On Monday, Nov. 5, 2012, the Department of Justice (DOJ) announced that Freeman Health System (Freeman) in Joplin, Missouri, had agreed to pay $9.3 million to resolve allegations that it violated the False Claims Act and Stark Law by contracting with physicians to provide incentive pay based on referrals. The parties reached the agreement after Freeman voluntarily disclosed possible violations to the U.S. Attorney for the Western District of Missouri following its internal audit of physician contracts. By initiating an internal review of its contracts and disclosing the information to the DOJ, Freeman likely avoided more severe penalties, including a corporate integrity agreement and liability under the False Claims Act.

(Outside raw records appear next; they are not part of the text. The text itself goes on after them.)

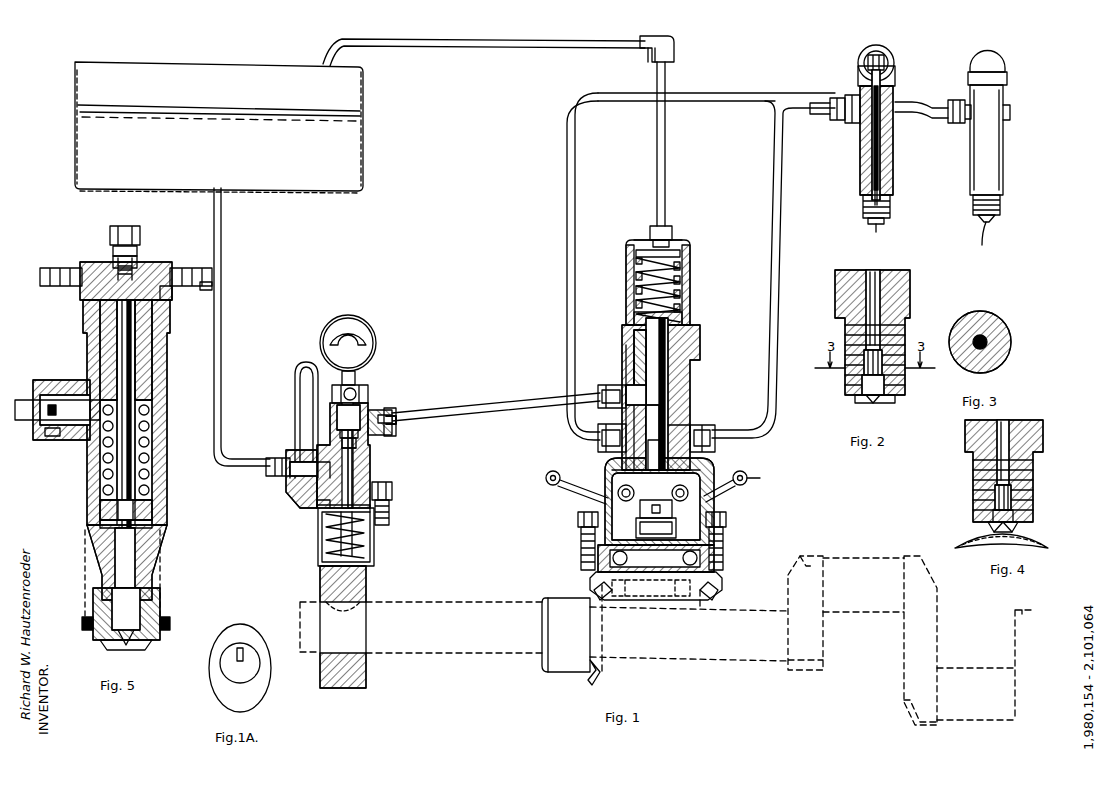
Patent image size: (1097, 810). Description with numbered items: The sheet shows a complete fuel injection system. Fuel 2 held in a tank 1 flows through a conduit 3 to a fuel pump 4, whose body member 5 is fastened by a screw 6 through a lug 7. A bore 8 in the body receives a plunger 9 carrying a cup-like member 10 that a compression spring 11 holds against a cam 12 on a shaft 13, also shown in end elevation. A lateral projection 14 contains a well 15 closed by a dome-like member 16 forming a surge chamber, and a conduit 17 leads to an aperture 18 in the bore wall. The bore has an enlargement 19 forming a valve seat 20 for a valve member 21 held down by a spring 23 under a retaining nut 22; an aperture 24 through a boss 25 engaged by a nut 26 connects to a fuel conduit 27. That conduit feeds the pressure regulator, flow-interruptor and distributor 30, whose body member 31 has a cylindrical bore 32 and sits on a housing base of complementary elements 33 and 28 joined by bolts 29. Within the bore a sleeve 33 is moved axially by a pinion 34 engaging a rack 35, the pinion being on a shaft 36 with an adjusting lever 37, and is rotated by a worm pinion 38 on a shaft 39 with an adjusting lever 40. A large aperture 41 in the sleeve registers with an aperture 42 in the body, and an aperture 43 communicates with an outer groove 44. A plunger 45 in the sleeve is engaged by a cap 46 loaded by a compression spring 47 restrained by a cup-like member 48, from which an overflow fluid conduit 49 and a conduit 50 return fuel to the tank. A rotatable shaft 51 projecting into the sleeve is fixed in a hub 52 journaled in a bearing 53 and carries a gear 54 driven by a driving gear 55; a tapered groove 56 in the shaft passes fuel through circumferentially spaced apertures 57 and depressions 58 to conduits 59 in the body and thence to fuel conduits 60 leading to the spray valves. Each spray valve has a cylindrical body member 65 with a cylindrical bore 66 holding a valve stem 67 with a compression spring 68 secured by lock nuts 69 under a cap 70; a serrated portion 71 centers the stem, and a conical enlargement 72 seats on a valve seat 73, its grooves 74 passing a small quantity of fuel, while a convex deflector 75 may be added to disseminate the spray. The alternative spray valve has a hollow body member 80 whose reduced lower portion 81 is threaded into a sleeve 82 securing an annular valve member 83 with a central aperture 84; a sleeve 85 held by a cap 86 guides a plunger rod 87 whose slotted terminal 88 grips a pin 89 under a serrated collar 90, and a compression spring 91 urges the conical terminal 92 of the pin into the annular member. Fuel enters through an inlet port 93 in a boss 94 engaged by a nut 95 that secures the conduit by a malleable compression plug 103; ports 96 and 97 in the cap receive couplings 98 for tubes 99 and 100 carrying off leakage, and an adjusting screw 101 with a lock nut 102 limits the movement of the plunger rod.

In FIG. 1, the tank 1 is at (75, 122).
In FIG. 1, the fuel 2 is at (320, 112).
In FIG. 1, the conduit 3 is at (222, 258).
In FIG. 1, the fuel pump 4 is at (279, 521).
In FIG. 1, the body member 5 is at (371, 470).
In FIG. 1, the screw 6 is at (388, 512).
In FIG. 4, the screw 6 is at (1006, 436).
In FIG. 1, the lug 7 is at (393, 492).
In FIG. 1, the bore 8 is at (370, 478).
In FIG. 1, the plunger 9 is at (330, 510).
In FIG. 1, the cup-like member 10 is at (374, 550).
In FIG. 1, the compression spring 11 is at (372, 532).
In FIG. 1, the cam 12 is at (367, 580).
In FIG. 1, the shaft 13 is at (425, 600).
In FIG. 1, the projection 14 is at (290, 492).
In FIG. 1, the well 15 is at (284, 462).
In FIG. 1, the dome-like member 16 is at (298, 395).
In FIG. 1, the conduit 17 is at (320, 458).
In FIG. 1, the aperture 18 is at (320, 500).
In FIG. 1, the enlarged bore 19 is at (368, 392).
In FIG. 1, the valve seat 20 is at (362, 440).
In FIG. 1, the valve member 21 is at (366, 455).
In FIG. 1, the retaining nut 22 is at (372, 365).
In FIG. 1, the spring 23 is at (350, 375).
In FIG. 1, the aperture 24 is at (380, 410).
In FIG. 1, the boss 25 is at (394, 414).
In FIG. 1, the nut 26 is at (398, 418).
In FIG. 1, the fuel conduit 27 is at (480, 408).
In FIG. 1, the complementary element 28 is at (724, 548).
In FIG. 1, the bolts 29 is at (727, 518).
In FIG. 1, the fuel pressure regulator flow-interruptor and fuel distributor 30 is at (781, 459).
In FIG. 1, the body member 31 is at (626, 375).
In FIG. 1, the cylindrical bore 32 is at (634, 350).
In FIG. 1, the sleeve 33 is at (634, 338).
In FIG. 1, the pinion 34 is at (672, 514).
In FIG. 1, the rack 35 is at (678, 502).
In FIG. 1, the shaft 36 is at (700, 484).
In FIG. 1, the adjusting lever 37 is at (749, 479).
In FIG. 1, the worm pinion 38 is at (626, 502).
In FIG. 1, the shaft 39 is at (612, 497).
In FIG. 1, the adjusting lever 40 is at (566, 485).
In FIG. 1, the aperture 41 is at (630, 392).
In FIG. 1, the aperture 42 is at (616, 392).
In FIG. 1, the aperture 43 is at (668, 380).
In FIG. 1, the groove 44 is at (700, 348).
In FIG. 1, the plunger 45 is at (670, 332).
In FIG. 1, the cap 46 is at (683, 315).
In FIG. 1, the compression spring 47 is at (690, 257).
In FIG. 1, the cup-like member 48 is at (690, 276).
In FIG. 1, the overflow fluid conduit 49 is at (666, 172).
In FIG. 1, the conduit 50 is at (528, 46).
In FIG. 1, the rotatable shaft 51 is at (628, 462).
In FIG. 1, the hub 52 is at (640, 528).
In FIG. 1, the bearing 53 is at (700, 560).
In FIG. 1, the gear 54 is at (714, 592).
In FIG. 1, the driving gear 55 is at (600, 680).
In FIG. 1, the groove 56 is at (684, 432).
In FIG. 1, the apertures 57 is at (654, 420).
In FIG. 1, the depressions 58 is at (702, 430).
In FIG. 1, the conduits 59 is at (604, 432).
In FIG. 1, the fuel conduits 60 is at (575, 245).
In FIG. 5, the fuel conduits 60 is at (25, 412).
In FIG. 1, the cylindrical body member 65 is at (893, 150).
In FIG. 2, the cylindrical body member 65 is at (905, 277).
In FIG. 4, the cylindrical body member 65 is at (1040, 426).
In FIG. 1, the cylindrical bore 66 is at (888, 182).
In FIG. 1, the valve stem 67 is at (884, 165).
In FIG. 2, the valve stem 67 is at (866, 280).
In FIG. 3, the valve stem 67 is at (1012, 341).
In FIG. 1, the compression spring 68 is at (895, 92).
In FIG. 1, the lock nuts 69 is at (885, 62).
In FIG. 1, the cap 70 is at (866, 58).
In FIG. 1, the enlarged longitudinally serrated portion 71 is at (866, 210).
In FIG. 2, the enlarged longitudinally serrated portion 71 is at (884, 362).
In FIG. 3, the enlarged longitudinally serrated portion 71 is at (987, 338).
In FIG. 4, the enlarged longitudinally serrated portion 71 is at (997, 495).
In FIG. 1, the conical enlargement 72 is at (876, 226).
In FIG. 2, the conical enlargement 72 is at (884, 404).
In FIG. 4, the conical enlargement 72 is at (1018, 524).
In FIG. 2, the valve seat 73 is at (896, 390).
In FIG. 2, the grooves 74 is at (872, 404).
In FIG. 4, the convex deflector 75 is at (1040, 548).
In FIG. 5, the hollow body member 80 is at (157, 432).
In FIG. 5, the reduced lower portion 81 is at (150, 565).
In FIG. 5, the sleeve 82 is at (160, 622).
In FIG. 5, the annular valve member 83 is at (116, 640).
In FIG. 5, the aperture 84 is at (132, 640).
In FIG. 5, the sleeve 85 is at (160, 352).
In FIG. 5, the cap 86 is at (160, 265).
In FIG. 5, the plunger rod 87 is at (117, 352).
In FIG. 5, the slotted terminal 88 is at (100, 525).
In FIG. 5, the pin 89 is at (120, 578).
In FIG. 5, the collar 90 is at (100, 512).
In FIG. 5, the compression spring 91 is at (152, 468).
In FIG. 5, the conical terminal 92 is at (82, 624).
In FIG. 5, the inlet port 93 is at (80, 388).
In FIG. 5, the boss 94 is at (90, 438).
In FIG. 5, the nut 95 is at (42, 435).
In FIG. 5, the port 96 is at (105, 264).
In FIG. 5, the port 97 is at (170, 300).
In FIG. 5, the couplings 98 is at (64, 266).
In FIG. 5, the tube 99 is at (204, 290).
In FIG. 5, the tube 100 is at (40, 278).
In FIG. 5, the adjusting screw 101 is at (125, 226).
In FIG. 5, the lock nut 102 is at (138, 250).
In FIG. 5, the compression plug 103 is at (62, 440).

In this case, Freeman’s actions raise three important points for hospitals:

  1. Hospitals should proactively review physician contracts to ensure compliance with federal regulations. Paula Baker, president of Freeman, emphasized that Freeman conducted an internal review, on its own initiative, and discovered that the hospital system made errors in the structure of its physician-compensation agreements. By conducting an audit of its contracts, Freeman caught its potential noncompliance with federal law prior to any investigation by federal authorities. Freeman’s proactive steps enabled it to quickly implement improvements in its contracting practices and likely helped Freeman avoid a more costly and invasive investigation.
  2. It is wise to engage outside, expert assistance in the review process. As part of its efforts to address the contracting errors, Freeman engaged outside experts to analyze its records and provide recommendations for changes to improve its system. The external review not only demonstrated a good-faith effort on Freeman’s part to correct its mistakes and bring its practices into compliance with federal law, but also the external audit revealed that all services billed to patients or government entities actually were provided—a discovery that likely strengthened Freeman’s ability to negotiate a better agreement with the DOJ, given the circumstances, when it ultimately disclosed the information.

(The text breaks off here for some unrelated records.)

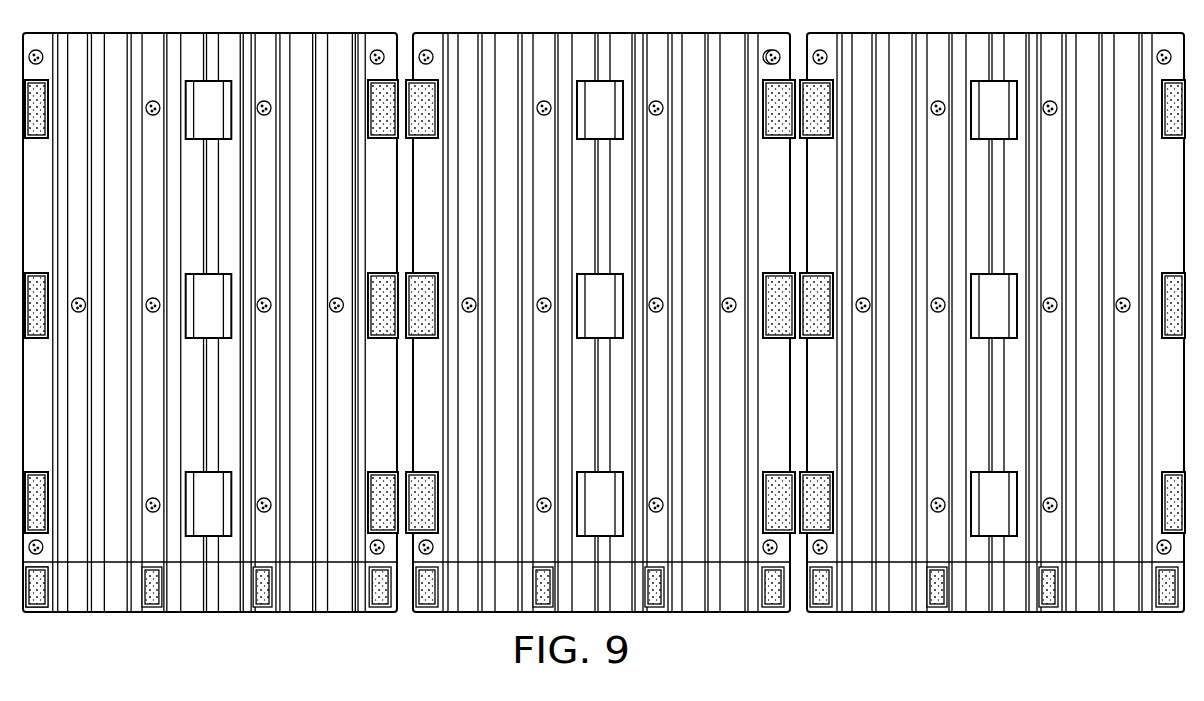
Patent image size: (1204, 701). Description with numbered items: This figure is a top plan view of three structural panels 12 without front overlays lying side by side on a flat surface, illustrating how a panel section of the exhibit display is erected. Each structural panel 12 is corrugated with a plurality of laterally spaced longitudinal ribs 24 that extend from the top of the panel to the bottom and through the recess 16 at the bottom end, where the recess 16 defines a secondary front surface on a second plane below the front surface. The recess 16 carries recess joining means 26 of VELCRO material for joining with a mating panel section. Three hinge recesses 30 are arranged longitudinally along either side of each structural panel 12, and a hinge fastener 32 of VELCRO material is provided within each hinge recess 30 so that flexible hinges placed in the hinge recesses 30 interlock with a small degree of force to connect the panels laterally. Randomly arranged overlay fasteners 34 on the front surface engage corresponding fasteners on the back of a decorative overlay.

The structural panel 12 is at (188, 19).
The recess portion 16 is at (1187, 604).
The longitudinal rib 24 is at (361, 42).
The recess joining means 26 is at (45, 608).
The hinge recess 30 is at (51, 99).
The hinge fastener 32 is at (33, 132).
The overlay fastener 34 is at (773, 48).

  3. Hospitals should be especially careful in drafting contracts for physicians employed in clinic settings and seek outside counsel when necessary. In this case, Freeman allegedly provided incentive pay to physicians employed at clinics operated by the health system for referrals for certain diagnostic testing and other services performed at the clinic. By avoiding physician contracts structured on the revenue generated by a physician, hospitals can ensure that physicians make decisions based on a patient’s best interests and that the hospital does not jeopardize its own compliance with federal law. Additionally, when necessary, hospitals should seek outside expertise in drafting physician contracts. As Ms. Baker recognized when addressing Freeman’s compliance issues, the federal guidelines governing compensation agreements are “very complex.” To ensure that its own physician contracts are compliant with federal regulation moving forward, Freeman enlisted the help of outside experts—a move that likely will pay off in the long run.